We had a very little income yet we managed to pay for my flights down to university and other planned expenses while saving more than we managed in later years on a far higher income.
The reason was the expenses were known and planned for - a flight cost $200 so we set aside $10 every week until we had enough. If one week we simply couldn't set aside $10 then we either had to set aside more later or delay the flight. Everything was meticulously tracked in a grid paper excercise book.
The next year we upgraded to using a computer and began coding every purchase yet somehow we ended off in less control. Over the years we tried many different pieces of software - Excel, Quicken, Heaps! GnuCash, KMyMoney, Xero Personal and iBank. Yet somehow every year we found ourselves saying 'why are these systems worse than what we used to do in Hastings'.

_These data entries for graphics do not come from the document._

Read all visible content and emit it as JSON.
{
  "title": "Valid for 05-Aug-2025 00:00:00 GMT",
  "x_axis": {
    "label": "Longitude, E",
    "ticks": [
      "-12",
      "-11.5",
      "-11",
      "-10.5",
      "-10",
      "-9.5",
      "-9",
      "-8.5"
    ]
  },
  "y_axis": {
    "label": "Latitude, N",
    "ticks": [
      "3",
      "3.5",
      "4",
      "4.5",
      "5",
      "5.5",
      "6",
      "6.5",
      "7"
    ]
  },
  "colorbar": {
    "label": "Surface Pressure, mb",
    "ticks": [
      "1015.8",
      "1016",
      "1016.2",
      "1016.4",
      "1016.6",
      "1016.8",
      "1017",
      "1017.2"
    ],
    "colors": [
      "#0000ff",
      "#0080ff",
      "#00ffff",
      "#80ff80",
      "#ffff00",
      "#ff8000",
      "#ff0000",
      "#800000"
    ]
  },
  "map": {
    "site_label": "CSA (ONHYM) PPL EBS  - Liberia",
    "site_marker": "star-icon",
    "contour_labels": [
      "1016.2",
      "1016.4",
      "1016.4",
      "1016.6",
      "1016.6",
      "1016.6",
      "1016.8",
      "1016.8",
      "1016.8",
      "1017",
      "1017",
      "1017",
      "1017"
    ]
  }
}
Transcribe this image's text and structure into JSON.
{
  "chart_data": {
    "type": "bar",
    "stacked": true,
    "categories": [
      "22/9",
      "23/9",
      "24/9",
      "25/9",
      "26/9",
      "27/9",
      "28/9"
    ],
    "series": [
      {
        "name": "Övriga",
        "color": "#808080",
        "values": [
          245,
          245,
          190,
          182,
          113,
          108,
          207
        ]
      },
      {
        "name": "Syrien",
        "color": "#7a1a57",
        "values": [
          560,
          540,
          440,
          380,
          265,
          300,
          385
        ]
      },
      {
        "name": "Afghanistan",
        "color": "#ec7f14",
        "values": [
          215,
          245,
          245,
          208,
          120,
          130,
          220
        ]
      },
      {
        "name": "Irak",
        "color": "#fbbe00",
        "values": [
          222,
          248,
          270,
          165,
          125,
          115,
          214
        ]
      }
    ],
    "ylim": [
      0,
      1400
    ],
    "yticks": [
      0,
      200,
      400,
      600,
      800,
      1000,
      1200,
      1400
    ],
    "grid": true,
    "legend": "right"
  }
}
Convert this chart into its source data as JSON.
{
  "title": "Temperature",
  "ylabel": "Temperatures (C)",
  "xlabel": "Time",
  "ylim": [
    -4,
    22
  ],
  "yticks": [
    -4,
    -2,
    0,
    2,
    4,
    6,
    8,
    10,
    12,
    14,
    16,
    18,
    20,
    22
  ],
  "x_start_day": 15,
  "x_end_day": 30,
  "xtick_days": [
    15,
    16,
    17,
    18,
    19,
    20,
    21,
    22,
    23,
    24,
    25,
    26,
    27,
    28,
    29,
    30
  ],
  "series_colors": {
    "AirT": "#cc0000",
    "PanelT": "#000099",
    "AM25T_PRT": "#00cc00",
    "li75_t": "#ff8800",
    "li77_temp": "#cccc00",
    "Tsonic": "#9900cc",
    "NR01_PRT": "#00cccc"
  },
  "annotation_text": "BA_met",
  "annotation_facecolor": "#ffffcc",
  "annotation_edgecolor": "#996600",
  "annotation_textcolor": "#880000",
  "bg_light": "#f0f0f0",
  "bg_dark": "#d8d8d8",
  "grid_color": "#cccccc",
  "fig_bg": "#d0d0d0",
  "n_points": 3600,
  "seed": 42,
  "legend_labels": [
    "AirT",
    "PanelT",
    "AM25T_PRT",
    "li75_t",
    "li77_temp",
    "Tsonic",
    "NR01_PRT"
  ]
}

Recently I triad yet another piece of software - YNAB (short for You Need A Budget) and I suddenly realised what we had been doing wrong ever since we converted to computerised budgeting. Put simply, all the other software is based on expense tracking - after a bit of careful use it will tell you where you've been going wrong. YNAB is fundamentially different, it tells you in advance whether you have enough money in the budget to buy something.
The is exactly what we had been doing in Hastings and this little tweak to my personal workflow makes all the difference. Every time I get paid, I sit down with my wife and agree where the money will go and then do my best to stick to that for the month. What that means is that instead of finding out at the end of the month that I've say spent too much on groceries, I know in advance of going to the supermarket that we're tracking badly on groceries and I need to be careful.
It has also highlighted that from a business perspective I have been tracking expenses rather than budgeting there too. Again all transactions are carefully coded to accounts and I monitor how much is spent in each account but I have never sat down and said: "ok, I'm getting $20k on the 12th and I'm going to divide it up like this."